Do you know who wrote the novel Psycho which Alfred Hitchcock adapted to film? Neither did I, until I checked upon Robert Bloch, the author This Crowded Earth. Turns out he did, and he also wrote episodes for the original Star Trek series and won several awards for his novels. Yet another writer I never heard of until I checked what science fiction books are available at Libirivox.org. This crowded earths was one of them and I was happy to listen to it
The book covers the long life of Henry Collins, who at the beginning seems like a typical person in a really overcrowded world. And when I mean overcrowded I am talking about having virtually no space to walk, eat, work, live, never-ending traffic jams and staying in line forever for every little thing. Bloch did a great job of describing a suffocating future like that, caused by simple overpopulation. The solution (SPOILER ALERT) is to make people smaller. Through experimentation this medical project comes a reality, although at a price as the half size or smaller people will have to regularly inject themselves with meds to function properly. They also live shorter lives. And as expected they hate the tall people, who call them yardsticks. The feeling is sometimes mutual so eventually a civil war breaks out between them.

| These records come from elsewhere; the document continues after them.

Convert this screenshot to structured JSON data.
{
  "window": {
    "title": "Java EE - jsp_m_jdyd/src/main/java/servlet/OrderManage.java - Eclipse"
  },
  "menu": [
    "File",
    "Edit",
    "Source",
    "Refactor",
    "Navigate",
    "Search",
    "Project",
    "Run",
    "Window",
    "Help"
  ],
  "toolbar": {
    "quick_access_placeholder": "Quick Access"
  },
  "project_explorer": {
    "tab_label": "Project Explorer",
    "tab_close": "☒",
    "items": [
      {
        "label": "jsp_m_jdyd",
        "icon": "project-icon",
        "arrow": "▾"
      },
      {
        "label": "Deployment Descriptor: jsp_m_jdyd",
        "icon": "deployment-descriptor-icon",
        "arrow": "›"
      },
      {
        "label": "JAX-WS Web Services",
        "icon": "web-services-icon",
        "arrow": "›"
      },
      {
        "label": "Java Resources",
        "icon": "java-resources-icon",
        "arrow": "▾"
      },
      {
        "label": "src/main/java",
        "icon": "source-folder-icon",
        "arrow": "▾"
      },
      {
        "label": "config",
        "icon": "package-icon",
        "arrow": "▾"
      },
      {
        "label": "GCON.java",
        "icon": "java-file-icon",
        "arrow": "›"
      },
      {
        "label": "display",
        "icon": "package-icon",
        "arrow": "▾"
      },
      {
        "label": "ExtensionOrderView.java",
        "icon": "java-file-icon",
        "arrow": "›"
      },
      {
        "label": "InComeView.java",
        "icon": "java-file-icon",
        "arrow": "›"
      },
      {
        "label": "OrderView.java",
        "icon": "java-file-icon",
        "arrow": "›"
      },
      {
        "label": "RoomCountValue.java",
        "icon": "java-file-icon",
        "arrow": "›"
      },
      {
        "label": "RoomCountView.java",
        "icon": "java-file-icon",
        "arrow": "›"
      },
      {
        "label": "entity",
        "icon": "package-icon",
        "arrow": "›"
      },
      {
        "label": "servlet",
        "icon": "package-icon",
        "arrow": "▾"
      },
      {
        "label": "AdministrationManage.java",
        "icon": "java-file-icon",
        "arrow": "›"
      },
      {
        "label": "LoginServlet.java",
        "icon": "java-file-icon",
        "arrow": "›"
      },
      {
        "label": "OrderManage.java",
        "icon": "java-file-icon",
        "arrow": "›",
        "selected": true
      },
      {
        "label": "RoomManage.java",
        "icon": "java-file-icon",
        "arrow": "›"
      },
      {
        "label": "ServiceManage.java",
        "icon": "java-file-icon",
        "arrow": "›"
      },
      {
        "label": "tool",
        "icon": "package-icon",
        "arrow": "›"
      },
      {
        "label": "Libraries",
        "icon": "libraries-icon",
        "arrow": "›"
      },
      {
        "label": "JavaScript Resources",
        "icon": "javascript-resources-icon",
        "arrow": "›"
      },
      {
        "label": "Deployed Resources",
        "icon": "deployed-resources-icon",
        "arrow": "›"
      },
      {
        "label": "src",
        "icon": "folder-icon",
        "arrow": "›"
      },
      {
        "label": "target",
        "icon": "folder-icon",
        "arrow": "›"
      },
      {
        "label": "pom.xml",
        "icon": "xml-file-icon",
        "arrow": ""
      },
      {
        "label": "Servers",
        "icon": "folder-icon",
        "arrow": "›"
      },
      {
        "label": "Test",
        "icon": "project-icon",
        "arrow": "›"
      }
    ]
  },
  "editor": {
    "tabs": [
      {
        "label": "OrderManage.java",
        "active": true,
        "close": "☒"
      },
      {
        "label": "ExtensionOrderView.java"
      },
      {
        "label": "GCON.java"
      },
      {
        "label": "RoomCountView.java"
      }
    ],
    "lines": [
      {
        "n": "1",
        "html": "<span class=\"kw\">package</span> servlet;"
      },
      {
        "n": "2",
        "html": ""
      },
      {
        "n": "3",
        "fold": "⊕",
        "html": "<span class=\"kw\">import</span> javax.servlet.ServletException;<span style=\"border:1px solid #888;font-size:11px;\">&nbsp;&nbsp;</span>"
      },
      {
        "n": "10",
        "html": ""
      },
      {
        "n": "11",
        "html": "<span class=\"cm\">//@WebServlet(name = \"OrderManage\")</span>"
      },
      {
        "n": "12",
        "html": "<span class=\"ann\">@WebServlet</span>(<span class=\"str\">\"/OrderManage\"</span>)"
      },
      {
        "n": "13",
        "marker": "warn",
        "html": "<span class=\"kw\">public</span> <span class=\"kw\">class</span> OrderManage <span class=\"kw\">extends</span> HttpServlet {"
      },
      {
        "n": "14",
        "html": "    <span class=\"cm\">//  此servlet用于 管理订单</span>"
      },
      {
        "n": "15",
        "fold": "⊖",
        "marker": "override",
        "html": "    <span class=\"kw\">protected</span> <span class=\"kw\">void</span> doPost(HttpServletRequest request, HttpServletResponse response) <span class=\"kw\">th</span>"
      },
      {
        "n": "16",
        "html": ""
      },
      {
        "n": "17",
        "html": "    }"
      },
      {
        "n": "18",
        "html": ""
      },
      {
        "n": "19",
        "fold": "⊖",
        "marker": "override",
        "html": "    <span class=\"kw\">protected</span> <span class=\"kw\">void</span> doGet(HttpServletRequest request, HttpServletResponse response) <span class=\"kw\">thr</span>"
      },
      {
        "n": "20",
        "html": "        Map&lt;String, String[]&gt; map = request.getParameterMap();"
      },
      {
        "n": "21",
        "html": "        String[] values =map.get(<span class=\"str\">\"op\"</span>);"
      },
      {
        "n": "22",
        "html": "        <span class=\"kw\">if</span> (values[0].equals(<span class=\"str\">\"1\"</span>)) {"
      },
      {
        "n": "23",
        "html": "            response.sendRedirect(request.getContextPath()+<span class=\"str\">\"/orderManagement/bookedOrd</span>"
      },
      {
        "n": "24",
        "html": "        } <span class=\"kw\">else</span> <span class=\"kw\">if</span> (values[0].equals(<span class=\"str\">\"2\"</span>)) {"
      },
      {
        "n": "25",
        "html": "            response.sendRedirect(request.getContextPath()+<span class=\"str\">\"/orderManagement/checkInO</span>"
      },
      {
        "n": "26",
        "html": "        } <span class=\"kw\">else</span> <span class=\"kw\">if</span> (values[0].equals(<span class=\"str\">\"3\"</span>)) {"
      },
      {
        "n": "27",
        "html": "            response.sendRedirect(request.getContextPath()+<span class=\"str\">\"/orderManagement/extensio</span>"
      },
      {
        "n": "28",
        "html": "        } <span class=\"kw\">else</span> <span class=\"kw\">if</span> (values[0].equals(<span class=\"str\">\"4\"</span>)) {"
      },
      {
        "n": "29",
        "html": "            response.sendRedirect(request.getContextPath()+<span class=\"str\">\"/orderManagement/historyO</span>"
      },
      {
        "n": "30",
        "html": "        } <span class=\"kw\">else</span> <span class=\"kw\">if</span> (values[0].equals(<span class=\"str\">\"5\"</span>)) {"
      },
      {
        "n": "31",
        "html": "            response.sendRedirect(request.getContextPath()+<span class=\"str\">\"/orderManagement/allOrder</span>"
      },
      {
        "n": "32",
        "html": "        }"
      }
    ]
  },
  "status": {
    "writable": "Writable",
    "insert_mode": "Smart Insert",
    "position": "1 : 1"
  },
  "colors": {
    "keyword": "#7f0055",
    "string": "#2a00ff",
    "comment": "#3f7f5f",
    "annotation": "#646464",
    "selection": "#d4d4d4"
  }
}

What does all this have to do with Collins? He inadvertently ends being the father of the first small person. After he has a nervous breakdown, because unlike his most compatriots he cannot cope with life in such a close quarters to so many people, he finds himself in a sanatorium on the luscious countryside. He gets healed, because it is remote and undisturbed. In the process he impregnates woman, who just offer themselves to him. But then he discovers, at the pushing of an investigative journalist the secret experiments the babies made here are exposed to.
I won’t retell all the details of the story, his escape from the sanatorium, his years a a cowboy and as a prisoner, the civil war, the efforts of some wise men to create cooperation between the warring sides… Let me just warn you that the idea of working together for humanities future be your small or big doesn’t exactly workout as one would hope. But the book is an exciting depiction of how life could turn out be if we keep breeding like we do and how solutions planned for not long enough perspective can create more problems.